37¢ National Gallery of Art
Modern American Architecture
Issue Date: May 19, 2005
City: Las Vegas, NV
Printed By: Ashton-Potter (USA) Ltd
Printing Method: Lithographed
Perforations: Serpentine Die Cut 10.75 x 11
National Gallery of Art
In 1968, the National Gallery of Art in Washington, D.C., asked architect I.M. Pei to design a building east of the original, classic-style museum to house exhibits, a library, and offices. By this time, Pei had earned a prominent position in the architectural world.
Born in China, Ieoh Ming Pei came to the United States in 1935 to study architecture at the Massachusetts Institute of Technology and Harvard. He opened his own firm in New York City in 1955.
Pei had to design the sharply angled building to fit the triangular shape of its site. The two main components of the structure are triangular in cross-section. They are joined by a concrete bridge and a triangular atrium. Light streams down through glass pyramids.

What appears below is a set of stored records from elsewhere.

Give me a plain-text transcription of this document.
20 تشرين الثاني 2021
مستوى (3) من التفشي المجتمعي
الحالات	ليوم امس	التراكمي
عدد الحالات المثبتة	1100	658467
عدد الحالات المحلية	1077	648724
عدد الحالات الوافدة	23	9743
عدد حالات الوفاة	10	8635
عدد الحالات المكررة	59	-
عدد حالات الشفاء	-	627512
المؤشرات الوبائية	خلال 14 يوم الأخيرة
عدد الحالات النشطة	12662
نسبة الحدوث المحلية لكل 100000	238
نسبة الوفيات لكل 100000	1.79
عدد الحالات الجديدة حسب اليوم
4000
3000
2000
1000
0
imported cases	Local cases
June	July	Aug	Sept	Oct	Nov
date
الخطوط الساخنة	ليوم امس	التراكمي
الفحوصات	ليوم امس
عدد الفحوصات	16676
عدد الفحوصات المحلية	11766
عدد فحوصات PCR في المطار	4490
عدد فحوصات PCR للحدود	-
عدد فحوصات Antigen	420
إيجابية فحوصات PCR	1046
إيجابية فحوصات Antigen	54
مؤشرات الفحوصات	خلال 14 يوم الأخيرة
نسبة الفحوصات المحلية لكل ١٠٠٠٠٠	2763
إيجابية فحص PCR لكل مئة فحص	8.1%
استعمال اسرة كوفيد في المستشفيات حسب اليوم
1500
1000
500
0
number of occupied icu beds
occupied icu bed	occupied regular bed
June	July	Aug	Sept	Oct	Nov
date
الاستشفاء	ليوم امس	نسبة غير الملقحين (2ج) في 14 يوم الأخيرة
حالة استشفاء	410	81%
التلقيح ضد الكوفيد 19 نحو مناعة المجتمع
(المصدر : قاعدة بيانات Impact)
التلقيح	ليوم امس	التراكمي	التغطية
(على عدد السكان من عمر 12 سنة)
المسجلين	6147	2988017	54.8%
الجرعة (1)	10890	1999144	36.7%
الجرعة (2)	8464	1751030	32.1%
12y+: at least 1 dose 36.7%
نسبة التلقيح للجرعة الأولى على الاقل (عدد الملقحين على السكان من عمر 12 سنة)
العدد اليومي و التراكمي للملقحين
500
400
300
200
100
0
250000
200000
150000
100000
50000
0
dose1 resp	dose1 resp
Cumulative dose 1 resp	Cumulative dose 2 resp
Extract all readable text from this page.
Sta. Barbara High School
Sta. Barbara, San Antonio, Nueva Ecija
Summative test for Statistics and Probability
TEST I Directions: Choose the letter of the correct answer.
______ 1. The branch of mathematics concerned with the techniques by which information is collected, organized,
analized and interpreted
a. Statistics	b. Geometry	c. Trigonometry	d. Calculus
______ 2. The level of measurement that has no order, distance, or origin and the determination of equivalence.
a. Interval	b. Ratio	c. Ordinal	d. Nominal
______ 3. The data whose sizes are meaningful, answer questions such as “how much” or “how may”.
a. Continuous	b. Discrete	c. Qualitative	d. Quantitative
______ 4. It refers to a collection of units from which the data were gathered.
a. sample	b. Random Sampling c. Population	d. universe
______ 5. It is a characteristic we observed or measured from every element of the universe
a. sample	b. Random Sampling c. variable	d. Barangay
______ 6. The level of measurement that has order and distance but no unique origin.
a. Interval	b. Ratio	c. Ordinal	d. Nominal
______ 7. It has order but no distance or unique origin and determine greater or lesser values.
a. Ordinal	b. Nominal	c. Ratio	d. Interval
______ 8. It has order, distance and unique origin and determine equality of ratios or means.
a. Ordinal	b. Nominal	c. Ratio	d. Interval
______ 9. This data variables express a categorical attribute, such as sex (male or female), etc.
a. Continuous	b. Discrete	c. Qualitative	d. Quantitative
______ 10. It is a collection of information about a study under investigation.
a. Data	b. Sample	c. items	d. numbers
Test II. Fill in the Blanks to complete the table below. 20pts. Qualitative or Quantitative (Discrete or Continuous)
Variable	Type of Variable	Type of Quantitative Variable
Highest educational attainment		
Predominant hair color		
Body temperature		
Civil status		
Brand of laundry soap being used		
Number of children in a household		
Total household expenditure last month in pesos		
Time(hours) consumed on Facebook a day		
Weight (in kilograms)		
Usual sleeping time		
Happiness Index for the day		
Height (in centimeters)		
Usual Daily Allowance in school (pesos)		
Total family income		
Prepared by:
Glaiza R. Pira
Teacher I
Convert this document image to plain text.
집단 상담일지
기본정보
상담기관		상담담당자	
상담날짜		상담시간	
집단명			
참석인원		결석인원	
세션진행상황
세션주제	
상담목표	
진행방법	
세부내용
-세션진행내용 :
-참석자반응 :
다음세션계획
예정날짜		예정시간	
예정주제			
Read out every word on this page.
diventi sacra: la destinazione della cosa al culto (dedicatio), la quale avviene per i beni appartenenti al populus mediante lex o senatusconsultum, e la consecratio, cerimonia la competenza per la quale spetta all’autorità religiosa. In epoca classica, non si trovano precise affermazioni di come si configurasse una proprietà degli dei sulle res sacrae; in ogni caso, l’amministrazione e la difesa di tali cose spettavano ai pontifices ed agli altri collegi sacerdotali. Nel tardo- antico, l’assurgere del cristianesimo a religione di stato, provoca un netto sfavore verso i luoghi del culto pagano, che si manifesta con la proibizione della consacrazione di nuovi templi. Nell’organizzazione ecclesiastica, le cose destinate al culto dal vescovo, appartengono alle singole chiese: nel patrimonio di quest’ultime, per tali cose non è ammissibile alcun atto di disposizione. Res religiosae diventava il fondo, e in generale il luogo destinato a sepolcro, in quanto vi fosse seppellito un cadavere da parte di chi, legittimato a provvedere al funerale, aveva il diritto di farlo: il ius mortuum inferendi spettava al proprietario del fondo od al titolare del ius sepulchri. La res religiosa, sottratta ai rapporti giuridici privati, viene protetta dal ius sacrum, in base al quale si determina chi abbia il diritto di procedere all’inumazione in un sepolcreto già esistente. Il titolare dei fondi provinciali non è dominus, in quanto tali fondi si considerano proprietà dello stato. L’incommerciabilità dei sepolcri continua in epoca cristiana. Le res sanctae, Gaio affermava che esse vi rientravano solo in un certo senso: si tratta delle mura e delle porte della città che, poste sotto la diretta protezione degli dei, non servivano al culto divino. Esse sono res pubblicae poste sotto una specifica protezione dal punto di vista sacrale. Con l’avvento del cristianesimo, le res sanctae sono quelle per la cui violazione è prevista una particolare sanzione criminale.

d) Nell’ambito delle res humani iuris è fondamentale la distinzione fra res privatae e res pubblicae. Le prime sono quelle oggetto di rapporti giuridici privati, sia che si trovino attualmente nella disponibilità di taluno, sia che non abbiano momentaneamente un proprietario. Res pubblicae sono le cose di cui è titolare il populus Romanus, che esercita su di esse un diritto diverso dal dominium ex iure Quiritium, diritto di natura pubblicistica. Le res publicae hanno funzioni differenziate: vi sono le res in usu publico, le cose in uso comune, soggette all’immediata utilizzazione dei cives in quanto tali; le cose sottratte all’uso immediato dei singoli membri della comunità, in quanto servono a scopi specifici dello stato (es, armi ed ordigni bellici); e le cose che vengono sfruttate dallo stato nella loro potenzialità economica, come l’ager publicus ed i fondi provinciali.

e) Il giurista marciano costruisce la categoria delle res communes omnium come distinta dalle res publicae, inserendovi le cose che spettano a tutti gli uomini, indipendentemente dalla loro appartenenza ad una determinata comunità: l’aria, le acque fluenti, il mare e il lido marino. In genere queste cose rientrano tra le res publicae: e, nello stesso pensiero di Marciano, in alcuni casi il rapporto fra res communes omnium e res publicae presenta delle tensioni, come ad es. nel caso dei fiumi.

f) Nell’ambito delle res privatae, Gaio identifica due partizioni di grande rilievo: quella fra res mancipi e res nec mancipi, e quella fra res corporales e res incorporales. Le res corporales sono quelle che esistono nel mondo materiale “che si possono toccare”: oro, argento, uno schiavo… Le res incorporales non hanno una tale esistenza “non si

Although very different in style from the original museum, the East Building is faced with the same pink Tennessee marble found in the West Building. Where concrete was used, Pei had the cement mixed with the marble dust for a warmer color.
The National Gallery of Art’s East Building opened to the public on June 1, 1978. It is the most visited art museum in the United States. In 2004, the building was honored with the American Institute of Architects’ 25-Year Award for architecture of enduring significance.